On Mon, Feb 11, 2019 at 01:22:20AM +0100, Borislav Petkov wrote:
>On Fri, Feb 08, 2019 at 10:53:22PM +0100, Borislav Petkov wrote:
>> On Fri, Feb 08, 2019 at 12:44:51PM -0800, Guenter Roeck wrote:
>> > Yes, the kernel boots if I comment out that function and have it return 0.
>> 
>> Thanks, this localizes the issue significantly.
>
>Some observations:
>
>                } else {
>                        efi_config_table_32_t *tmp_table;
>
>                        tmp_table = config_tables;
>                        guid = tmp_table->guid;                        <--- *
>                        table = tmp_table->table;
>                }
>
>It blows up at that tmp_table->guid deref above.
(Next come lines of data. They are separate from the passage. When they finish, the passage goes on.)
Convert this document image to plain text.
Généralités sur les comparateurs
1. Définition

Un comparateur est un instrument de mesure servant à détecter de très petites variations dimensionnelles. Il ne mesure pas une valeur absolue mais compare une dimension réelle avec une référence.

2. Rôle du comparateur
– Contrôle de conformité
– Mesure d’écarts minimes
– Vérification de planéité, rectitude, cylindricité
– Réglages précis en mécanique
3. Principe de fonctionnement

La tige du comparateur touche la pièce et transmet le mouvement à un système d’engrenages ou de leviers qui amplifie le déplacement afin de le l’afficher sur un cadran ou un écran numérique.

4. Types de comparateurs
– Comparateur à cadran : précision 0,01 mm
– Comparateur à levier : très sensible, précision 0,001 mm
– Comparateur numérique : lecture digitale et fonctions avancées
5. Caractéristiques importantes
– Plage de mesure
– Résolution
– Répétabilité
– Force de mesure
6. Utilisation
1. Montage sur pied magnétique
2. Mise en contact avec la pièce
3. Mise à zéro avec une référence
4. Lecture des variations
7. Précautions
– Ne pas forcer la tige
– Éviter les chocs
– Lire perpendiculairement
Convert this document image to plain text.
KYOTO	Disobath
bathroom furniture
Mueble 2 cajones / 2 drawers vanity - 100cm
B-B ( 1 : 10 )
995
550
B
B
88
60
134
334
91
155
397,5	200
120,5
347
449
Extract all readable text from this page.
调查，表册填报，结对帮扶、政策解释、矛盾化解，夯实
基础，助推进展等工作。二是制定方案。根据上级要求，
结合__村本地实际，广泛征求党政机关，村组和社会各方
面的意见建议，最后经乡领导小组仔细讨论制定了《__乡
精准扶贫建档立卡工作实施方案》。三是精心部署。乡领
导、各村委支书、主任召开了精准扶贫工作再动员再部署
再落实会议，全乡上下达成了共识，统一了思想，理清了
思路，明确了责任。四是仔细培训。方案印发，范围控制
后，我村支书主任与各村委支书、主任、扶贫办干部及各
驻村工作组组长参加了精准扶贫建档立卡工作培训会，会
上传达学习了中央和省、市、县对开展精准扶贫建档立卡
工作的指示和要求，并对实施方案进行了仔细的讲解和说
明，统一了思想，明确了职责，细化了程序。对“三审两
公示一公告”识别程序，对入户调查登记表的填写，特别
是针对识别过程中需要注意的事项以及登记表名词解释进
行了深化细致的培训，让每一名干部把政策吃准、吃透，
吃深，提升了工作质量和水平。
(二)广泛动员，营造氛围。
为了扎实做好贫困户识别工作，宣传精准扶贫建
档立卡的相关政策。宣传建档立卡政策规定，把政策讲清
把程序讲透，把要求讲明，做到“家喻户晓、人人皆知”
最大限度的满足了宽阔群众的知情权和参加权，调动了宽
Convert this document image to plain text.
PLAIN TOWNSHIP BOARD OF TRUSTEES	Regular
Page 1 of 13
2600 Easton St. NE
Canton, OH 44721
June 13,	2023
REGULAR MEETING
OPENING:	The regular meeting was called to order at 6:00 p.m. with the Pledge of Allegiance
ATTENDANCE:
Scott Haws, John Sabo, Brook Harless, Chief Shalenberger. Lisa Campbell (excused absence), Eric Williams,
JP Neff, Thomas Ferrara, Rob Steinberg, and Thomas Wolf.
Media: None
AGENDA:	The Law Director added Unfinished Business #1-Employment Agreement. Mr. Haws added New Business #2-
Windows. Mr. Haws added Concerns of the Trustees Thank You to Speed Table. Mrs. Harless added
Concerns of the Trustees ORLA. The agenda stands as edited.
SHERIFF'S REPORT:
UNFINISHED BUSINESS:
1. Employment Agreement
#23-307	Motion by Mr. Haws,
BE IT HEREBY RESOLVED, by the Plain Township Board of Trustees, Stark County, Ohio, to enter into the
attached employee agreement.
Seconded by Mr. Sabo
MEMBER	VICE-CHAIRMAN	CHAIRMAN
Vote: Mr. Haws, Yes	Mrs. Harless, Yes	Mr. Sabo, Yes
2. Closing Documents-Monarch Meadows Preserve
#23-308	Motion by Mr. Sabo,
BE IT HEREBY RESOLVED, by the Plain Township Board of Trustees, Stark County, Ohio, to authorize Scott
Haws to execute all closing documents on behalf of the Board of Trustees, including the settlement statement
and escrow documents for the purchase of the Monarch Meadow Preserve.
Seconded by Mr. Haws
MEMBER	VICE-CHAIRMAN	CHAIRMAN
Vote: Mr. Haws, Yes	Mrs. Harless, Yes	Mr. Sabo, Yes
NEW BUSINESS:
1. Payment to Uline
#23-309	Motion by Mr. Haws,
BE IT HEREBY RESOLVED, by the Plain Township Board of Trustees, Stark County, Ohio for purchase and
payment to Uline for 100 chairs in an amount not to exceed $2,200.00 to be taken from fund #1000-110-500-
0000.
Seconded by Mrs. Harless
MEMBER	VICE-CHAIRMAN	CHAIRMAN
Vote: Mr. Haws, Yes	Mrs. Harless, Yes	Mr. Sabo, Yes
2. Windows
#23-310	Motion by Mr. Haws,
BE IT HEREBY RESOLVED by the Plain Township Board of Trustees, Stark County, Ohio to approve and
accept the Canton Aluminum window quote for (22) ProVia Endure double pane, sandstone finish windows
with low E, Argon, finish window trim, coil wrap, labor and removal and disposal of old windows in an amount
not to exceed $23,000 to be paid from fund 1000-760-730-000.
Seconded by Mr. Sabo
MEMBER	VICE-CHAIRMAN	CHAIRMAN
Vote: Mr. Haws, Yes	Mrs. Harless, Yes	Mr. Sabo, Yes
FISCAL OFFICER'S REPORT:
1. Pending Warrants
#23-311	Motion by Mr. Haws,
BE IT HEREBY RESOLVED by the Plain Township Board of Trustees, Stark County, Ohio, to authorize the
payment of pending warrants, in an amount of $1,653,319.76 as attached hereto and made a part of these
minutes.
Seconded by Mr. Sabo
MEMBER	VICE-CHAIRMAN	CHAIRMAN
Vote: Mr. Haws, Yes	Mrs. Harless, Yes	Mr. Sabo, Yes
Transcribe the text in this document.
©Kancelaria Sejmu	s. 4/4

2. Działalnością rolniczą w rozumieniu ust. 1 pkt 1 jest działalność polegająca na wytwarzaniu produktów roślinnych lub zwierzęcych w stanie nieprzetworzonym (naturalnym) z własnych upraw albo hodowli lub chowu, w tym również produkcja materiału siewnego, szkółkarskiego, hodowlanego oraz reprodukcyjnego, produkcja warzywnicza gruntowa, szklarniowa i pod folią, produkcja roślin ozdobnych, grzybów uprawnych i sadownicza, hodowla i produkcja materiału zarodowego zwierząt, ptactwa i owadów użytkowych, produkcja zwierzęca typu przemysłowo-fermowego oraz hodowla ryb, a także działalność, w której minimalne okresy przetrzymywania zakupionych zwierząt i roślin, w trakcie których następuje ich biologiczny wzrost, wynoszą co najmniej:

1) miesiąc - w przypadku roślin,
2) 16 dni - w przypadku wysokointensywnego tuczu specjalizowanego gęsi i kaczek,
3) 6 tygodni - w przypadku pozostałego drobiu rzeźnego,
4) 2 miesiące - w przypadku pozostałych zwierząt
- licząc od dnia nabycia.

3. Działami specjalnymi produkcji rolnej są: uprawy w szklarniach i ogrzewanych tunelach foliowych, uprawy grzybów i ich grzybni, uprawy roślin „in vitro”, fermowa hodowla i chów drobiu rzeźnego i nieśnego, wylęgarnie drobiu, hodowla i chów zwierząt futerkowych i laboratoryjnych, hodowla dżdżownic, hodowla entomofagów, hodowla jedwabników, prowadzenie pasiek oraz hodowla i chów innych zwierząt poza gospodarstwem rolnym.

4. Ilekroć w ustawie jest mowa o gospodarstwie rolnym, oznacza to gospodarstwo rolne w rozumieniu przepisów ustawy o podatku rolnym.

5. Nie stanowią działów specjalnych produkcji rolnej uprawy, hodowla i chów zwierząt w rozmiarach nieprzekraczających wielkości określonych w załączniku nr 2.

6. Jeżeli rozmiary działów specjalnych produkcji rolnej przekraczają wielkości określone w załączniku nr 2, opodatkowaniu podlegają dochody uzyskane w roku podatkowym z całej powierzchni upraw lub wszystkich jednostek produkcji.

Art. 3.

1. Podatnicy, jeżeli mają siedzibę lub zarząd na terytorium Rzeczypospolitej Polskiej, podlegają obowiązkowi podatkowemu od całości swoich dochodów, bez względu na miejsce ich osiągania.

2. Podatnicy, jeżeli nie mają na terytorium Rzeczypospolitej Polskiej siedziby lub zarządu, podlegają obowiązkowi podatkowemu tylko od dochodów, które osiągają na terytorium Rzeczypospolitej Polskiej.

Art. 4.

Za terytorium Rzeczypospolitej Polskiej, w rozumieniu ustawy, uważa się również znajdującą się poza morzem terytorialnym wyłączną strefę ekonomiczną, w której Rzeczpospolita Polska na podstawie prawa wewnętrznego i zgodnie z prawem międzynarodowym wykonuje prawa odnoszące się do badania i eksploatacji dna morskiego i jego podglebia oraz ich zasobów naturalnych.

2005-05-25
Singlestepping through
>it with gdb shows:
>
># arch/x86/boot/compressed/acpi.c:114:                         guid = 
>tmp_table->guid;
>       movq    (%rdi), %rax    # MEM[(struct efi_config_table_32_t 
> *)config_tables_37].guid, guid
>       movq    8(%rdi), %rsi   # MEM[(struct efi_config_table_32_t 
> *)config_tables_37].guid, guid
># arch/x86/boot/compressed/acpi.c:115:                         table = 
>tmp_table->table;
>       movl    16(%rdi), %r10d # MEM[(struct efi_config_table_32_t 
> *)config_tables_37].table, table
>       jmp     .L30    #
>
>and %rdi has:
>
>       rdi            0x630646870
>
>which is an address above 4G but we're using a 32-bit EFI BIOS.
>
>Which begs the question whether EFI system tables can even be mapped at
>something above 4G with a 32-bit EFI and whether that could work ok.
>Hmm.

Thanks for your help. As you said, I am not wure whether 32-bit EFI can
map table address above 4G.
If the map method has problem, I think adding a check here can work.

Thanks,
Chao Fan

>
>Lemme add Ard and mfleming for insight here.
>
>Thx.
>
>-- 
>Regards/Gruss,
>    Boris.
>
>Good mailing practices for 400: avoid top-posting and trim the reply.